Analysis
- As a part of the startup process, PBS registers PostGreSQL processes for the data service with systemd so that these processes can be tracked when we stop PBS.
- This change was done as part of fixing a bug reported on systems that support systemd wherein there was a server panic reported.
- The processes were registered with systemd in pbs init script.
- However, as per the description provided in PP-368, doing it in the init script doesn't seem to be the best idea.
- Below are the changes that we need to do to fix this issue -
- Remove the below logic from the init script.
if [ $is_systemd -eq 1 ] ; then
SYSTEMD_CGROUP=`grep ^cgroup /proc/mounts | grep systemd | head -1 | cut -d ' ' -f2`
if [ ! -d $SYSTEMD_CGROUP/system.slice/pbs.service ] ; then
mkdir -p $SYSTEMD_CGROUP/system.slice/pbs.service
fi
if [ -f ${PBS_HOME}/datastore/postmaster.pid ] ; then
P_PID=`head -n 1 ${PBS_HOME}/datastore/postmaster.pid`
if [ -n "$P_PID" ] ; then
echo $P_PID >> $SYSTEMD_CGROUP/system.slice/pbs.service/tasks
pidlist=`pgrep -P $P_PID`
if [ -n "$pidlist" ] ; then
for PID in $pidlist; do
echo $PID >> $SYSTEMD_CGROUP/system.slice/pbs.service/tasks
done
fi
fi
fi
fi
- Add the below logic to pbs_dataservice script. Below code should be added after confirming that the data service is started successfully.

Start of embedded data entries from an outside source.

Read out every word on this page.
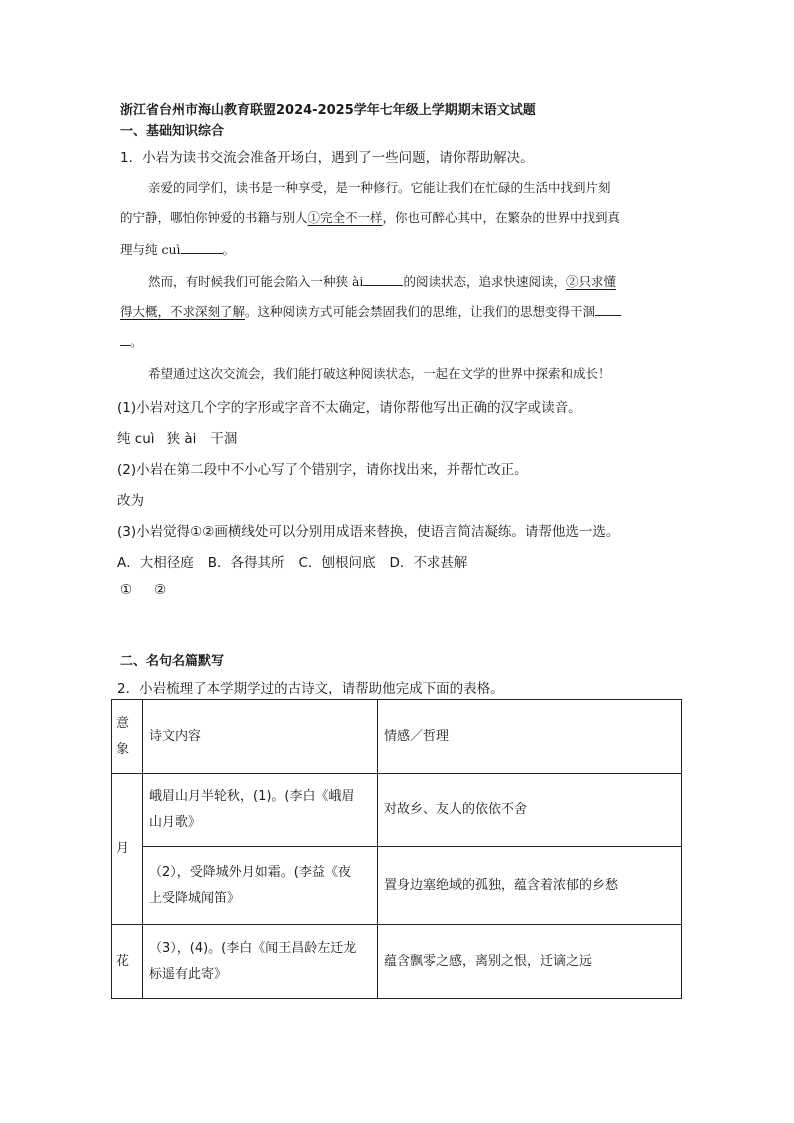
浙江省台州市海山教育联盟2024-2025学年七年级上学期期末语文试题
一、基础知识综合
1．小岩为读书交流会准备开场白，遇到了一些问题，请你帮助解决。
亲爱的同学们，读书是一种享受，是一种修行。它能让我们在忙碌的生活中找到片刻
的宁静，哪怕你钟爱的书籍与别人①完全不一样，你也可醉心其中，在繁杂的世界中找到真
理与纯 cuì	。
然而，有时候我们可能会陷入一种狭 ài	的阅读状态，追求快速阅读，②只求懂
得大概，不求深刻了解。这种阅读方式可能会禁固我们的思维，让我们的思想变得干涸
。
希望通过这次交流会，我们能打破这种阅读状态，一起在文学的世界中探索和成长！
(1)小岩对这几个字的字形或字音不太确定，请你帮他写出正确的汉字或读音。
纯 cuì 狭 ài 干涸
(2)小岩在第二段中不小心写了个错别字，请你找出来，并帮忙改正。
改为
(3)小岩觉得①②画横线处可以分别用成语来替换，使语言简洁凝练。请帮他选一选。
A．大相径庭 B．各得其所 C．刨根问底 D．不求甚解
① ②
二、名句名篇默写
2．小岩梳理了本学期学过的古诗文，请帮助他完成下面的表格。
意象	诗文内容	情感／哲理
月	峨眉山月半轮秋，(1)。(李白《峨眉
山月歌》	对故乡、友人的依依不舍

	（2），受降城外月如霜。(李益《夜
上受降城闻笛》	置身边塞绝域的孤独，蕴含着浓郁的乡愁
花	（3），(4)。(李白《闻王昌龄左迁龙
标遥有此寄》	蕴含飘零之感，离别之恨，迁谪之远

- Remove the below logic from the init script.
pidof systemd
ret=$?
if [ ${ret} -eq 0 ]; then
SYSTEMD_CGROUP=`grep ^cgroup /proc/mounts | grep systemd | head -1 | cut -d ' ' -f2`
if [ ! -d $SYSTEMD_CGROUP/system.slice/pbs.service ] ; then
mkdir -p $SYSTEMD_CGROUP/system.slice/pbs.service
fi
if [ -f ${PBS_HOME}/datastore/postmaster.pid ] ; then
P_PID=`head -n 1 ${PBS_HOME}/datastore/postmaster.pid`
if [ -n "$P_PID" ] ; then
echo $P_PID >> $SYSTEMD_CGROUP/system.slice/pbs.service/tasks
pidlist=`pgrep -P $P_PID`
if [ -n "$pidlist" ] ; then
for PID in $pidlist; do
echo $PID >> $SYSTEMD_CGROUP/system.slice/pbs.service/tasks
done
fi
fi
fi
fi
- These changes have been tested to be working.
- However, the failover scenario mentioned in the ticket, needs to be reproduced.